07/09/2024 por Redação

Ação pede que prefeitura de São José dos Campos seja condenada a devolver livros para salas de leitura e pagar indenização por dano moral coletivo; administração municipal foi procurada pela reportagem, mas ainda não comentou o caso. Livro Meninas sonhadoras, mulheres cientistas
Reprodução/TV Vanguarda
Um livro escrito por uma juíza, distribuído em todo país, virou caso de justiça em São José dos Campos, no interior de São Paulo. Depois da queixa de um vereador, a prefeitura determinou, em junho, a retirada da obra “Meninas sonhadoras, mulheres cientistas” das salas de leitura da rede municipal de ensino.
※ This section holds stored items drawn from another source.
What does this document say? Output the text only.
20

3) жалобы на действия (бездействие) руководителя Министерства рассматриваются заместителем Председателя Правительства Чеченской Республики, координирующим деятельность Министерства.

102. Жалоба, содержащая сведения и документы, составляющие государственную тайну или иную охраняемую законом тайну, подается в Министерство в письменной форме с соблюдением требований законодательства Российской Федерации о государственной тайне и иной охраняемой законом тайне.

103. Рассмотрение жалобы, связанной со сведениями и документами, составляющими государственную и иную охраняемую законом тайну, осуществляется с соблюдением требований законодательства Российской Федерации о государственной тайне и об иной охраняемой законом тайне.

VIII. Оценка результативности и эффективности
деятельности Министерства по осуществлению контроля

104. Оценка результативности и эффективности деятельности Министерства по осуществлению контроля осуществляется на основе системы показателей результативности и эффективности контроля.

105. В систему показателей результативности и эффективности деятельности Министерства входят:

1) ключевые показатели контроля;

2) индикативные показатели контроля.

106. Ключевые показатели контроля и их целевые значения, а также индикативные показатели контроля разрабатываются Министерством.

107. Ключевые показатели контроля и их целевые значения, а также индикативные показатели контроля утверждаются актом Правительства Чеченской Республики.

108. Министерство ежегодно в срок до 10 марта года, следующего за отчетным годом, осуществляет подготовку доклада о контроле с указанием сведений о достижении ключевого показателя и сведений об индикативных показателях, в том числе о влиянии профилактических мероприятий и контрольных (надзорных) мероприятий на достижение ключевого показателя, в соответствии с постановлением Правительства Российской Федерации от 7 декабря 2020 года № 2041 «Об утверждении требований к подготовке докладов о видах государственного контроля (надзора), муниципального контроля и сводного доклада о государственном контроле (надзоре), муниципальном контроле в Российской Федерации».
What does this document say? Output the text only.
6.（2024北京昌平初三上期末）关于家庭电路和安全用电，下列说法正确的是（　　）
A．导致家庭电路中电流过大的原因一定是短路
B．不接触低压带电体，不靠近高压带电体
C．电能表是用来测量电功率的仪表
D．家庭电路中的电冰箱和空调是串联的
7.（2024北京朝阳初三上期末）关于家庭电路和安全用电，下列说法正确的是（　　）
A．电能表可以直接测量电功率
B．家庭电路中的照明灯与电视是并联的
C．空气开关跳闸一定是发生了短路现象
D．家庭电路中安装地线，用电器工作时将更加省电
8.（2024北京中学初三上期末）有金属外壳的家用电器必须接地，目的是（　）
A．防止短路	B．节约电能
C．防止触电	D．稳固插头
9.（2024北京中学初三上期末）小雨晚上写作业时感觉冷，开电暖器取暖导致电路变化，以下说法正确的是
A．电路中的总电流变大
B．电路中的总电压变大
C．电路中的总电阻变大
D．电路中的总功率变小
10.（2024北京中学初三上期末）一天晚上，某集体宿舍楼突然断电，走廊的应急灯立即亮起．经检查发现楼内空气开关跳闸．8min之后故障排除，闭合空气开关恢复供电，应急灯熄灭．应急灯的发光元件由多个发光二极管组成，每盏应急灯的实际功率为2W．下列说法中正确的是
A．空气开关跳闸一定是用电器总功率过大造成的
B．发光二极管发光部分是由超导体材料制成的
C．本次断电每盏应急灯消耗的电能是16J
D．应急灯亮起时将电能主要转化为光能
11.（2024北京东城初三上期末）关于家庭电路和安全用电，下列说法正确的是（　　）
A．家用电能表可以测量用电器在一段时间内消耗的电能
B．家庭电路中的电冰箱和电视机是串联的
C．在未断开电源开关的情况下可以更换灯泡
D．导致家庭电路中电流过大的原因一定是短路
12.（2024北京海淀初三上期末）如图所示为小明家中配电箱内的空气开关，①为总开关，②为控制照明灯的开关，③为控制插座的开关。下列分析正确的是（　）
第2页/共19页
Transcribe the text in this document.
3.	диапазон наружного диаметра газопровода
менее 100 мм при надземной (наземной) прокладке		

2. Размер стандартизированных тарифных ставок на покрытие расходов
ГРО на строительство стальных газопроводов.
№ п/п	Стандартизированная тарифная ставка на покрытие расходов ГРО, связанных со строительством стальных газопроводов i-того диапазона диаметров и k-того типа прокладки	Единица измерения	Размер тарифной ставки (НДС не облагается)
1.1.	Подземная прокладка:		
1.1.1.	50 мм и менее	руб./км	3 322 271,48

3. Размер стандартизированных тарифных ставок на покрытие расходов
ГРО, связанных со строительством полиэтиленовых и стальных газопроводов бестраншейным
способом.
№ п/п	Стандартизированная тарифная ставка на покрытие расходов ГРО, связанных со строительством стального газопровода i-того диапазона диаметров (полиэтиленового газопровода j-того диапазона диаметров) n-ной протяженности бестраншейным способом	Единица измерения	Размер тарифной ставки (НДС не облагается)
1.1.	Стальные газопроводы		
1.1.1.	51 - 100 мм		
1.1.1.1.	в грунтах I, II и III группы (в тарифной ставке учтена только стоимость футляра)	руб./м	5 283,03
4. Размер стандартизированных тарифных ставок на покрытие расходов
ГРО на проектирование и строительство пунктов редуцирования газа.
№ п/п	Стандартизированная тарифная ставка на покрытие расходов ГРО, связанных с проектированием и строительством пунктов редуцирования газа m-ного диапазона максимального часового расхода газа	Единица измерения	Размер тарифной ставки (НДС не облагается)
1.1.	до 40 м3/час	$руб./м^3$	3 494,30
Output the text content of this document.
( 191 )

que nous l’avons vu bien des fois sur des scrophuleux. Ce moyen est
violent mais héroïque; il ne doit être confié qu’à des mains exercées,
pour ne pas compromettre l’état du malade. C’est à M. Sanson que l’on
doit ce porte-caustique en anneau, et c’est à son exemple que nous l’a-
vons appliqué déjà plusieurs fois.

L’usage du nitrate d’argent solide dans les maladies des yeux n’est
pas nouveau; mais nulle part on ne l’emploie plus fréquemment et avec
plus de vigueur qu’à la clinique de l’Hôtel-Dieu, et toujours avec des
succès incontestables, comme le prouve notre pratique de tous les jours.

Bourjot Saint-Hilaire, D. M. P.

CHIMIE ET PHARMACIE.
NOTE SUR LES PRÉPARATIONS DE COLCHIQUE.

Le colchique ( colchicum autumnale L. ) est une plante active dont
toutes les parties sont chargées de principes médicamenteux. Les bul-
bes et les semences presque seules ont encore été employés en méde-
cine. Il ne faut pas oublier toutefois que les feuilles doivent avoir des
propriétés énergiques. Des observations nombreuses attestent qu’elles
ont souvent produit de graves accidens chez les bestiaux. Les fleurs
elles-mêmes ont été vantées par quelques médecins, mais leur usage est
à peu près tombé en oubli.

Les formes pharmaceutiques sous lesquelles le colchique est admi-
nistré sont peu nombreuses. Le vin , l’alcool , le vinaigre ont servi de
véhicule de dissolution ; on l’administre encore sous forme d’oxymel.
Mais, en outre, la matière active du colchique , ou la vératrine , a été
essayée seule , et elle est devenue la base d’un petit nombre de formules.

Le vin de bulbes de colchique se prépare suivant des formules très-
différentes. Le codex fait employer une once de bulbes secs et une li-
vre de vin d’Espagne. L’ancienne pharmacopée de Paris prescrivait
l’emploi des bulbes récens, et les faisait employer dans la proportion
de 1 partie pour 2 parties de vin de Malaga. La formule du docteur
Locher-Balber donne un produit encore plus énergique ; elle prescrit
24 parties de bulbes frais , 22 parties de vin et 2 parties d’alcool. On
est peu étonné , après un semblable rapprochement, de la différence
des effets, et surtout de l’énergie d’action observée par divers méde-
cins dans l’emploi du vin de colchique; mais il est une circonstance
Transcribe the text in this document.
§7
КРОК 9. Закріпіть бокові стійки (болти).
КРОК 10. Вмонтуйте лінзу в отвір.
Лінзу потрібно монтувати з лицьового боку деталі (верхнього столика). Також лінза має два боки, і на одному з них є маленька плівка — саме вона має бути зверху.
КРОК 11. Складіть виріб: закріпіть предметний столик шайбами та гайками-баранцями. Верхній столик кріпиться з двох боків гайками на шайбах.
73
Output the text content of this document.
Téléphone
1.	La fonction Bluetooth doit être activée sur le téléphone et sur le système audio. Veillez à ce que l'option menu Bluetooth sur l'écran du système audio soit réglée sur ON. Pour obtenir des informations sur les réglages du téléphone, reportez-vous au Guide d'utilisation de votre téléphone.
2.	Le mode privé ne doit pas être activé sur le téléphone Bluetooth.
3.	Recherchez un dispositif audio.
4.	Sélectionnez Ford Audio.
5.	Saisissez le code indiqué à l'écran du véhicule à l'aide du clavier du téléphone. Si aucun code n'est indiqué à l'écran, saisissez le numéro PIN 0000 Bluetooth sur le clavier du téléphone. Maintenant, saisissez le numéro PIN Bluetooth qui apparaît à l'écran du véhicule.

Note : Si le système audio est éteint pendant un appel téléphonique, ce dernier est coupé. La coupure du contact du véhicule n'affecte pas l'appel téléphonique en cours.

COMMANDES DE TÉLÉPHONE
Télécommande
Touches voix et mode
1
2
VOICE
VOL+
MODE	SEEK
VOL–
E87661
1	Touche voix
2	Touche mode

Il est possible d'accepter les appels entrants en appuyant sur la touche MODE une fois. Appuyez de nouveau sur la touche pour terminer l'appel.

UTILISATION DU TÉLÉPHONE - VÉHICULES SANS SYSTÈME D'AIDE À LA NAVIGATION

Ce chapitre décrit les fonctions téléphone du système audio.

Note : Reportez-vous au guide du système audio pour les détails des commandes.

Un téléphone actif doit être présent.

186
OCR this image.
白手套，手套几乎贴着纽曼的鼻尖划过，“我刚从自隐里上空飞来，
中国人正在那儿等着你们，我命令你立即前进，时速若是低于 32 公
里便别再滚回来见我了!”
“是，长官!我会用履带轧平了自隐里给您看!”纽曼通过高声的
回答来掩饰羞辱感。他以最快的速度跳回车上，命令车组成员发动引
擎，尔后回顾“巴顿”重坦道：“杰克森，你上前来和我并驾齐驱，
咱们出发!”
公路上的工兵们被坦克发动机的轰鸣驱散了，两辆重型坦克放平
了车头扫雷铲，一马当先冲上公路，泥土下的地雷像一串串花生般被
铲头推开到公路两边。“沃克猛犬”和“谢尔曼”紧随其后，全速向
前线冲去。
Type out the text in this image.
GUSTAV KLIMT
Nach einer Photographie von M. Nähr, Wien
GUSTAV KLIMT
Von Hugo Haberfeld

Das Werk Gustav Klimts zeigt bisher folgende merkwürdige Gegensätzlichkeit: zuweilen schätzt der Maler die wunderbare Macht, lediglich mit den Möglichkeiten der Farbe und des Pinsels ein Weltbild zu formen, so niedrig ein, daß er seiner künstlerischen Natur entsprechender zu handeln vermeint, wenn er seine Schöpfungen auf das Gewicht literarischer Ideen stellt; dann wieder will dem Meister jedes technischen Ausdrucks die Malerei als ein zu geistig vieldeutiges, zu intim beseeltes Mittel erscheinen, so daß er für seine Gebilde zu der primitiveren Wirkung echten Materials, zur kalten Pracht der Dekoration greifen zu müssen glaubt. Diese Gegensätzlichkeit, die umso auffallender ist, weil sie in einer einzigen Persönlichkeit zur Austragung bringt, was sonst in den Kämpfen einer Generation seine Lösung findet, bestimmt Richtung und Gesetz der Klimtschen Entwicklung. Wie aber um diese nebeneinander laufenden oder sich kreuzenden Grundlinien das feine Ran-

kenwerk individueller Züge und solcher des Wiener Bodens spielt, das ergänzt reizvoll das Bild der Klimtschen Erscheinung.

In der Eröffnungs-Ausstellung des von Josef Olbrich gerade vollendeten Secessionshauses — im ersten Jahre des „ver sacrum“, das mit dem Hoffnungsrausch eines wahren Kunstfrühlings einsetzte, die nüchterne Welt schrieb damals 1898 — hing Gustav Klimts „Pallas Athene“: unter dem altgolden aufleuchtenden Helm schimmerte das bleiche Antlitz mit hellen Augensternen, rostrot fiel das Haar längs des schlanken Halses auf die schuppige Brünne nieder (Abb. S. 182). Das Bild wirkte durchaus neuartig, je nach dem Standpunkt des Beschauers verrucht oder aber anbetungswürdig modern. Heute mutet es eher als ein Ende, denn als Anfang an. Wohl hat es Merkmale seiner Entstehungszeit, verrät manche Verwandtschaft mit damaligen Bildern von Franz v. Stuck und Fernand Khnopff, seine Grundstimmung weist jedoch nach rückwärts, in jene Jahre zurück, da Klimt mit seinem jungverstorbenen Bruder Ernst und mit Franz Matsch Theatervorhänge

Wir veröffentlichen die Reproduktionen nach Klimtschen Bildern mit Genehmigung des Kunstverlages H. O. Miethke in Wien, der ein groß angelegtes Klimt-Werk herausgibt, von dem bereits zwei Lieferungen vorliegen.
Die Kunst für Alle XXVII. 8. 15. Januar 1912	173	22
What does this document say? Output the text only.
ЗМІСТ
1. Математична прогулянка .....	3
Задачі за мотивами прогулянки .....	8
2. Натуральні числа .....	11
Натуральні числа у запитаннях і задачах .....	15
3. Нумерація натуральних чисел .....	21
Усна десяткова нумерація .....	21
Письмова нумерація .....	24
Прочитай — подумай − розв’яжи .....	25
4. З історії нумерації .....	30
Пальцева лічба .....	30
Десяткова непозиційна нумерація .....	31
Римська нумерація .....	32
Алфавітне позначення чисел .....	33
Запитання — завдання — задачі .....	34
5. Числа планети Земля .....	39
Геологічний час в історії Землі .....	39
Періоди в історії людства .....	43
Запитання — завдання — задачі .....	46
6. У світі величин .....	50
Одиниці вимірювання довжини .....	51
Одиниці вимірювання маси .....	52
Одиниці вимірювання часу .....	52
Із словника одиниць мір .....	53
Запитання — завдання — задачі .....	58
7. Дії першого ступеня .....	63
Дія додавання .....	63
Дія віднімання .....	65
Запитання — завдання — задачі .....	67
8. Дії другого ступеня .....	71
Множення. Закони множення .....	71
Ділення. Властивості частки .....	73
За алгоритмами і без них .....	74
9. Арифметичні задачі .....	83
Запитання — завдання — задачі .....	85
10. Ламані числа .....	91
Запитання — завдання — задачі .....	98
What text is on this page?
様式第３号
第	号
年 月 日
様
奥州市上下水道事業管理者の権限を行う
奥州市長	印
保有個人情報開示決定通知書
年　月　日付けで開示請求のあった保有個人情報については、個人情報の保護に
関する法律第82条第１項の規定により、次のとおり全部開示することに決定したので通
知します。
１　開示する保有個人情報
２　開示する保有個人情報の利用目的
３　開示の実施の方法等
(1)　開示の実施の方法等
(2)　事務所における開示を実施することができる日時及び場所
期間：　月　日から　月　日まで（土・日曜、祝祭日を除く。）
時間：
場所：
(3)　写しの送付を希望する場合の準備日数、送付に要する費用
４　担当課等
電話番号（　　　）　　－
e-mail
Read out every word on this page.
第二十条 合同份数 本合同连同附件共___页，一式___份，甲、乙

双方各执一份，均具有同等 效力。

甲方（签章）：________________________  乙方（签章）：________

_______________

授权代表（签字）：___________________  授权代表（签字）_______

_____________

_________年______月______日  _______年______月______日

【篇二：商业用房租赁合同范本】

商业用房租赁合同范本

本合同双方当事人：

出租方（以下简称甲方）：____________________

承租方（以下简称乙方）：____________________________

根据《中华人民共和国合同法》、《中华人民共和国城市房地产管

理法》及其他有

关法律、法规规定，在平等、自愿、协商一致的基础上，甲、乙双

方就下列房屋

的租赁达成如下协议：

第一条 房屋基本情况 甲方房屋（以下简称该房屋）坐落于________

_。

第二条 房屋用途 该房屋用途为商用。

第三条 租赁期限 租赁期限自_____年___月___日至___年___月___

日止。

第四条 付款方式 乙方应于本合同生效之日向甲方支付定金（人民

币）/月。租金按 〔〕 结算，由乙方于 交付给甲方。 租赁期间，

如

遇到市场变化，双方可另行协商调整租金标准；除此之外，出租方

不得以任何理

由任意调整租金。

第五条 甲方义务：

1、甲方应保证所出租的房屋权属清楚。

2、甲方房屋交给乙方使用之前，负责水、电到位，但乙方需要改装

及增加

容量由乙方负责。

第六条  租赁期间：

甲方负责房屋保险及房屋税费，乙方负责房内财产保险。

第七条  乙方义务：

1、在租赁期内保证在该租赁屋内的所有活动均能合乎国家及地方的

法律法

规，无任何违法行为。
Diante disso, o Ministério Público do Estado de São Paulo (MP-SP) e a Defensoria Pública entraram com uma ação na última sexta-feira (6) para que a Justiça determine o retorno dos livros a todas as salas de leitura das escolas municipais de São José dos Campos, de modo a se viabilizar sua utilização por alunos e professores a partir do 6º ano. E a fixação de multa diária de R$ 15 mil por dia de atraso, limitada a R$ 150 mil. O pedido determina como destino do recurso o Fundo Municipal dos Direitos da Criança e dos Adolescentes de São José dos Campos (Fumdicad).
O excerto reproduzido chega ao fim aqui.